As the death toll rises from yesterday’s terrible crash of an Indonesian Air Force C-130B Hercules, two sets of questions emerge: the first concerns the number and type of passengers on board, and second, the state of Indonesia’s ageing fleet. Today on Twitter, Evan Laksmana made some salient observations:
According to TNI-AU chief Air Marshal Agus Supriatna, the plane was authorised only to carry military personnel and their family members; a common practice for remote postings. Associated Press has reported that 32 passengers on board the C-130 were not designated either category. Family members of some of the victims reveal some passengers were willing to pay for their seats on the C-130 rather than board a commercial aircraft because it was cheaper. Supriatna has said he would fire any officer involved in commercialisation of the flight. If that’s the case, I have some more questions: how often are these practices occurring? Are the aircraft being used to transport other goods? Was this more rent-seeking behaviour from TNI officers, and why?
Other questions have been raised about the air worthiness of the Hercules. President Jokowi has called for an investigation into the cause of the accident, as well as a ‘fundamental restructuring’ of TNI’s capability management and procurement.
TNI must legitimately review its capability development cycle. But some politicians and lawmakers in Indonesia are quick to reduce the matter to developing indigenous capability over acquiring secondhand platforms like the C-130. For instance, when an F-16 jet caught fire at a military parade for the President in April, Supriatna declared that Indonesia shouldn’t have bought used jets, arguing the money would have been better spent on new ones. But Prashanth Parameswaran explains, it’s not a simple dichotomy; the decision at the time to buy older yet upgraded aircraft was a reflection of complex considerations.
If the aircraft are upgraded and in good working condition when they are handed over, what systems does Indonesia have in place to maintain and sustain them? When Australia agreed to sell Indonesia used C-130Hs in 2012, the MoU clearly stated that Indonesia would be responsible for refurbishment and maintenance costs.
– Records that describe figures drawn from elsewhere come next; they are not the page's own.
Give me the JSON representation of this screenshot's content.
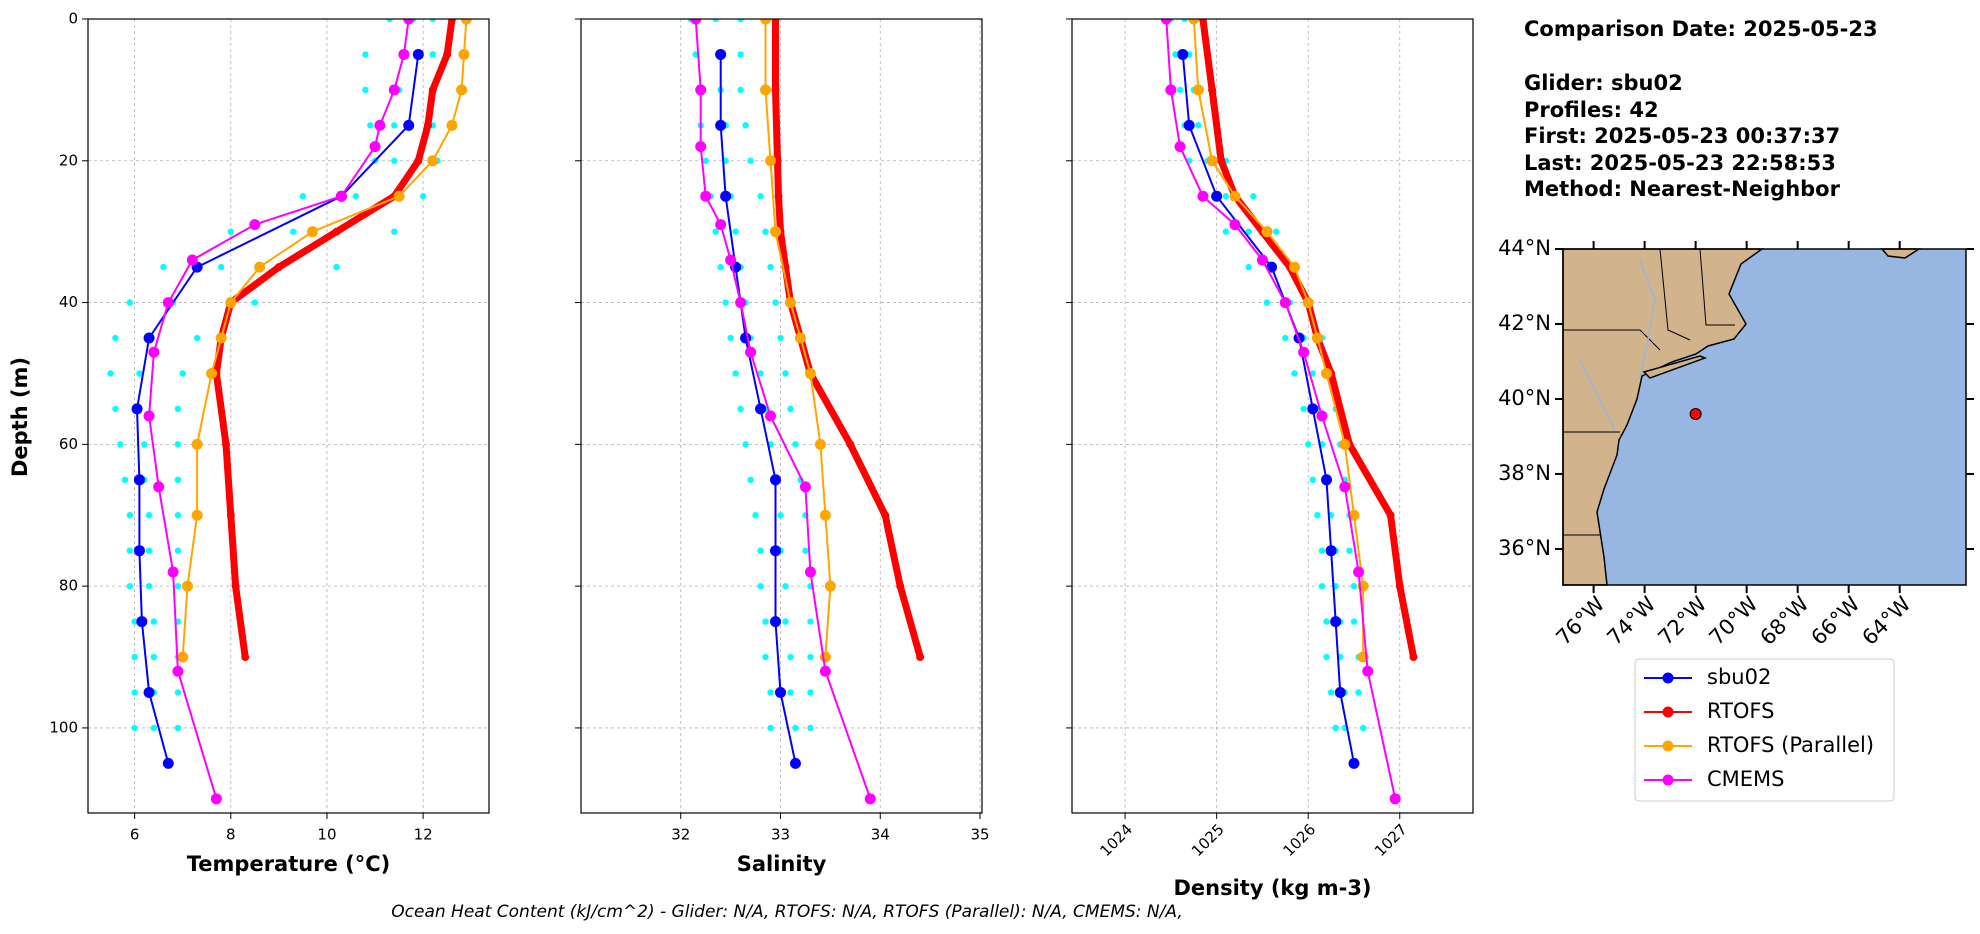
{
  "chart_data": [
    {
      "type": "profile",
      "xlabel": "Temperature (°C)",
      "ylabel": "Depth (m)",
      "xlim": [
        5.03,
        13.37
      ],
      "xticks": [
        6,
        8,
        10,
        12
      ],
      "ylim": [
        112,
        0
      ],
      "yticks": [
        0,
        20,
        40,
        60,
        80,
        100
      ],
      "grid": true,
      "profiles": {
        "color": "#00ffff",
        "depth": [
          0,
          5,
          10,
          15,
          20,
          25,
          30,
          35,
          40,
          45,
          50,
          55,
          60,
          65,
          70,
          75,
          80,
          85,
          90,
          95,
          100
        ],
        "values": [
          [
            11.3,
            10.8,
            10.8,
            10.9,
            11.0,
            9.5,
            8.0,
            6.6,
            5.9,
            5.6,
            5.5,
            5.6,
            5.7,
            5.8,
            5.9,
            5.9,
            5.9,
            6.0,
            6.0,
            6.0,
            6.0
          ],
          [
            11.8,
            11.6,
            11.5,
            11.4,
            11.4,
            10.6,
            9.3,
            7.8,
            6.8,
            6.3,
            6.1,
            6.1,
            6.2,
            6.2,
            6.3,
            6.3,
            6.3,
            6.4,
            6.4,
            6.4,
            6.4
          ],
          [
            12.2,
            12.2,
            12.2,
            12.2,
            12.3,
            12.0,
            11.4,
            10.2,
            8.5,
            7.3,
            7.0,
            6.9,
            6.9,
            6.9,
            6.9,
            6.9,
            6.9,
            6.9,
            6.9,
            6.9,
            6.9
          ]
        ]
      },
      "series": [
        {
          "name": "sbu02",
          "color": "#0000ff",
          "depth": [
            5,
            15,
            25,
            35,
            45,
            55,
            65,
            75,
            85,
            95,
            105
          ],
          "values": [
            11.9,
            11.7,
            10.3,
            7.3,
            6.3,
            6.05,
            6.1,
            6.1,
            6.15,
            6.3,
            6.7
          ]
        },
        {
          "name": "RTOFS",
          "color": "#ff0000",
          "depth": [
            0,
            5,
            10,
            15,
            20,
            25,
            30,
            35,
            40,
            45,
            50,
            60,
            70,
            80,
            90
          ],
          "values": [
            12.6,
            12.5,
            12.2,
            12.1,
            11.9,
            11.4,
            10.2,
            9.0,
            8.0,
            7.8,
            7.7,
            7.9,
            8.0,
            8.1,
            8.3
          ]
        },
        {
          "name": "RTOFS (Parallel)",
          "color": "#ffa500",
          "depth": [
            0,
            5,
            10,
            15,
            20,
            25,
            30,
            35,
            40,
            45,
            50,
            60,
            70,
            80,
            90
          ],
          "values": [
            12.9,
            12.85,
            12.8,
            12.6,
            12.2,
            11.5,
            9.7,
            8.6,
            8.0,
            7.8,
            7.6,
            7.3,
            7.3,
            7.1,
            7.0
          ]
        },
        {
          "name": "CMEMS",
          "color": "#ff00ff",
          "depth": [
            0,
            5,
            10,
            15,
            18,
            25,
            29,
            34,
            40,
            47,
            56,
            66,
            78,
            92,
            110
          ],
          "values": [
            11.7,
            11.6,
            11.4,
            11.1,
            11.0,
            10.3,
            8.5,
            7.2,
            6.7,
            6.4,
            6.3,
            6.5,
            6.8,
            6.9,
            7.7
          ]
        }
      ]
    },
    {
      "type": "profile",
      "xlabel": "Salinity",
      "xlim": [
        31.0,
        35.02
      ],
      "xticks": [
        32,
        33,
        34,
        35
      ],
      "ylim": [
        112,
        0
      ],
      "yticks": [
        0,
        20,
        40,
        60,
        80,
        100
      ],
      "grid": true,
      "profiles": {
        "color": "#00ffff",
        "depth": [
          0,
          5,
          10,
          15,
          20,
          25,
          30,
          35,
          40,
          45,
          50,
          55,
          60,
          65,
          70,
          75,
          80,
          85,
          90,
          95,
          100
        ],
        "values": [
          [
            32.1,
            32.15,
            32.2,
            32.2,
            32.25,
            32.3,
            32.35,
            32.4,
            32.45,
            32.5,
            32.55,
            32.6,
            32.65,
            32.7,
            32.75,
            32.8,
            32.8,
            32.85,
            32.85,
            32.9,
            32.9
          ],
          [
            32.35,
            32.4,
            32.4,
            32.45,
            32.45,
            32.5,
            32.55,
            32.6,
            32.65,
            32.7,
            32.8,
            32.85,
            32.9,
            32.95,
            33.0,
            33.0,
            33.05,
            33.05,
            33.1,
            33.1,
            33.15
          ],
          [
            32.6,
            32.6,
            32.6,
            32.65,
            32.7,
            32.8,
            32.85,
            32.9,
            32.95,
            33.0,
            33.05,
            33.1,
            33.15,
            33.2,
            33.25,
            33.25,
            33.3,
            33.3,
            33.3,
            33.3,
            33.3
          ]
        ]
      },
      "series": [
        {
          "name": "sbu02",
          "color": "#0000ff",
          "depth": [
            5,
            15,
            25,
            35,
            45,
            55,
            65,
            75,
            85,
            95,
            105
          ],
          "values": [
            32.4,
            32.4,
            32.45,
            32.55,
            32.65,
            32.8,
            32.95,
            32.95,
            32.95,
            33.0,
            33.15
          ]
        },
        {
          "name": "RTOFS",
          "color": "#ff0000",
          "depth": [
            0,
            10,
            20,
            25,
            30,
            35,
            40,
            45,
            50,
            60,
            70,
            80,
            90
          ],
          "values": [
            32.95,
            32.95,
            32.97,
            32.98,
            33.0,
            33.05,
            33.1,
            33.2,
            33.3,
            33.7,
            34.05,
            34.2,
            34.4
          ]
        },
        {
          "name": "RTOFS (Parallel)",
          "color": "#ffa500",
          "depth": [
            0,
            10,
            20,
            30,
            40,
            45,
            50,
            60,
            70,
            80,
            90
          ],
          "values": [
            32.85,
            32.85,
            32.9,
            32.95,
            33.1,
            33.2,
            33.3,
            33.4,
            33.45,
            33.5,
            33.45
          ]
        },
        {
          "name": "CMEMS",
          "color": "#ff00ff",
          "depth": [
            0,
            10,
            18,
            25,
            29,
            34,
            40,
            47,
            56,
            66,
            78,
            92,
            110
          ],
          "values": [
            32.15,
            32.2,
            32.2,
            32.25,
            32.4,
            32.5,
            32.6,
            32.7,
            32.9,
            33.25,
            33.3,
            33.45,
            33.9
          ]
        }
      ]
    },
    {
      "type": "profile",
      "xlabel": "Density (kg m-3)",
      "xtick_rotation": 45,
      "xlim": [
        1023.42,
        1027.8
      ],
      "xticks": [
        1024,
        1025,
        1026,
        1027
      ],
      "ylim": [
        112,
        0
      ],
      "yticks": [
        0,
        20,
        40,
        60,
        80,
        100
      ],
      "grid": true,
      "profiles": {
        "color": "#00ffff",
        "depth": [
          0,
          5,
          10,
          15,
          20,
          25,
          30,
          35,
          40,
          45,
          50,
          55,
          60,
          65,
          70,
          75,
          80,
          85,
          90,
          95,
          100
        ],
        "values": [
          [
            1024.5,
            1024.55,
            1024.6,
            1024.65,
            1024.7,
            1024.85,
            1025.1,
            1025.35,
            1025.55,
            1025.75,
            1025.85,
            1025.95,
            1026.0,
            1026.05,
            1026.1,
            1026.15,
            1026.15,
            1026.2,
            1026.2,
            1026.25,
            1026.3
          ],
          [
            1024.65,
            1024.7,
            1024.75,
            1024.8,
            1024.9,
            1025.1,
            1025.35,
            1025.6,
            1025.8,
            1025.95,
            1026.05,
            1026.1,
            1026.15,
            1026.2,
            1026.25,
            1026.3,
            1026.3,
            1026.35,
            1026.35,
            1026.4,
            1026.4
          ],
          [
            1024.85,
            1024.9,
            1024.95,
            1025.0,
            1025.1,
            1025.4,
            1025.65,
            1025.85,
            1026.0,
            1026.15,
            1026.25,
            1026.3,
            1026.35,
            1026.4,
            1026.45,
            1026.45,
            1026.5,
            1026.5,
            1026.55,
            1026.55,
            1026.6
          ]
        ]
      },
      "series": [
        {
          "name": "sbu02",
          "color": "#0000ff",
          "depth": [
            5,
            15,
            25,
            35,
            45,
            55,
            65,
            75,
            85,
            95,
            105
          ],
          "values": [
            1024.63,
            1024.7,
            1025.0,
            1025.6,
            1025.9,
            1026.05,
            1026.2,
            1026.25,
            1026.3,
            1026.35,
            1026.5
          ]
        },
        {
          "name": "RTOFS",
          "color": "#ff0000",
          "depth": [
            0,
            10,
            20,
            25,
            30,
            35,
            40,
            45,
            50,
            60,
            70,
            80,
            90
          ],
          "values": [
            1024.85,
            1024.95,
            1025.05,
            1025.2,
            1025.5,
            1025.8,
            1026.0,
            1026.1,
            1026.25,
            1026.45,
            1026.9,
            1027.0,
            1027.15
          ]
        },
        {
          "name": "RTOFS (Parallel)",
          "color": "#ffa500",
          "depth": [
            0,
            10,
            20,
            25,
            30,
            35,
            40,
            45,
            50,
            60,
            70,
            80,
            90
          ],
          "values": [
            1024.75,
            1024.8,
            1024.95,
            1025.2,
            1025.55,
            1025.85,
            1026.0,
            1026.1,
            1026.2,
            1026.4,
            1026.5,
            1026.6,
            1026.6
          ]
        },
        {
          "name": "CMEMS",
          "color": "#ff00ff",
          "depth": [
            0,
            10,
            18,
            25,
            29,
            34,
            40,
            47,
            56,
            66,
            78,
            92,
            110
          ],
          "values": [
            1024.45,
            1024.5,
            1024.6,
            1024.85,
            1025.2,
            1025.5,
            1025.75,
            1025.95,
            1026.15,
            1026.4,
            1026.55,
            1026.65,
            1026.95
          ]
        }
      ]
    }
  ],
  "info": [
    "Comparison Date: 2025-05-23",
    "Glider: sbu02",
    "Profiles: 42",
    "First: 2025-05-23 00:37:37",
    "Last: 2025-05-23 22:58:53",
    "Method: Nearest-Neighbor"
  ],
  "map": {
    "lon_range": [
      -77.2,
      -61.4
    ],
    "lat_range": [
      35.04,
      44
    ],
    "lat_ticks": [
      {
        "value": 44,
        "label": "44°N"
      },
      {
        "value": 42,
        "label": "42°N"
      },
      {
        "value": 40,
        "label": "40°N"
      },
      {
        "value": 38,
        "label": "38°N"
      },
      {
        "value": 36,
        "label": "36°N"
      }
    ],
    "lon_ticks": [
      {
        "value": -76,
        "label": "76°W"
      },
      {
        "value": -74,
        "label": "74°W"
      },
      {
        "value": -72,
        "label": "72°W"
      },
      {
        "value": -70,
        "label": "70°W"
      },
      {
        "value": -68,
        "label": "68°W"
      },
      {
        "value": -66,
        "label": "66°W"
      },
      {
        "value": -64,
        "label": "64°W"
      }
    ],
    "glider_position": {
      "lon": -72.0,
      "lat": 39.6,
      "color": "#ff0000"
    }
  },
  "footnote": "Ocean Heat Content (kJ/cm^2) - Glider: N/A,  RTOFS: N/A,  RTOFS (Parallel): N/A,  CMEMS: N/A,"
}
I haven’t seen a report yet for the F-16 that caught fire in April and the results of the C-130 investigation won’t be available for some time. But, until it acquires newer platforms or builds its own, Indonesia will need its current fleet of used C-130s for HADR operations and to move troops around. Hopefully the good from this disaster is another push for TNI to be transparent in how it maintains its airframes and how its officers are using them.